Music/Cornelius

Music
音楽の最先端を行く、世界のクリエイター小山田圭吾
彼のかなり久しぶりのシングルです。


四曲それぞれ、やりたいことを好き放題やっている感じですが、なかでもやはり表題曲の「Music」が素晴らしいです。今まで「FANTASMA」や「Point」で培ってきた手法を聞きやすくポップミュージックとしてまとめた感じ。相変わらず、鳴っている一音一音が研ぎ澄まされていて、音達をふわっと「曲になる寸前」でまとめたような不思議な感触。それゆえにものすごく音と音の隙間が聞こえてくる。そしてその隙間が、重なる声や、シンセで埋まっていく時にじわじわと訪れるカタルシス。空間を自在にあやつるこの曲は、何度も何度も聞きたくなる中毒性ある仕上がりになってます。

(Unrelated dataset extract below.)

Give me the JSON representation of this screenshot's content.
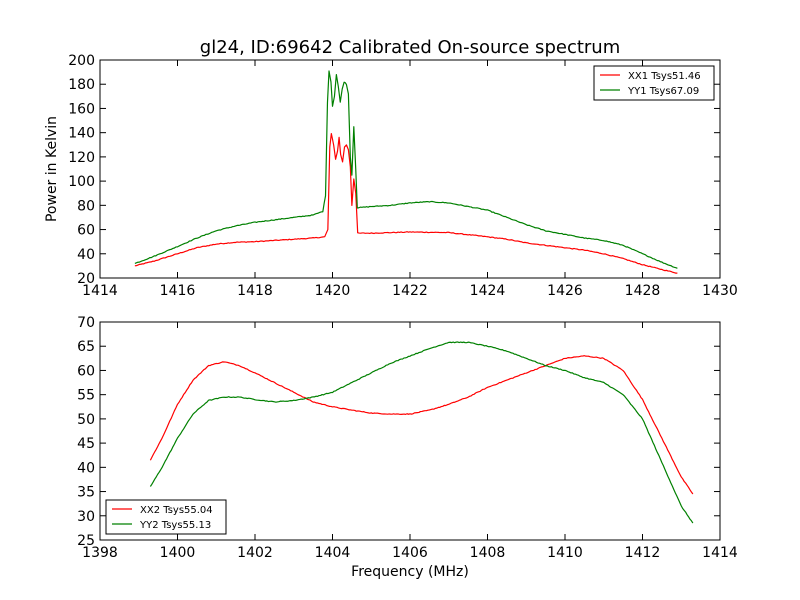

二曲目の「GUM」はCMで耳にした人も多いと思いますが、その人達もまさかCMのような感じで3分すべてが過ぎるとは思ってないでしょう。金属的なギターが鳴る中、声が左右からぽろぽろこぼれてくる、ハードコアでありながらコミカルな曲。楽しいです。


三曲目の「Clap & Whistle & Walking」は自然音の取り入れ。
「Point」でやってた手法ですね。


そして問題の四曲目、「The Star Spangle-Gayo」。約35分あるこの曲は、最初30秒程度に日本とアメリカの国家を混ぜたようなアコギのメロディが流れた後、ギターの残響音が引き伸ばされて引き伸ばされて30分。こういうのはMassive Attackとかもやってる手法で(「100th Window」にて)、単純にミュージシャンの自己満足と切り捨てるか、それとも新しいアンビエントの形だとか意味を見出して語るか、困るんですが…意外と苦痛じゃないし嫌いじゃなかったりします。うーん。


とりあえず、最近音楽に刺激が感じられなかったんですが、これは久々に刺激を受けたシングルでした。繰り返しになりますが、特に表題曲の「Music」。新しいもの好きな人も、音楽にそこまで興味のない人もどちらも満足させられるような、絶妙なバランスの、耳が研ぎ済ませれるかのような気持ちの良い「音」が鳴ってます。ぜひ聞いてみてくださいな。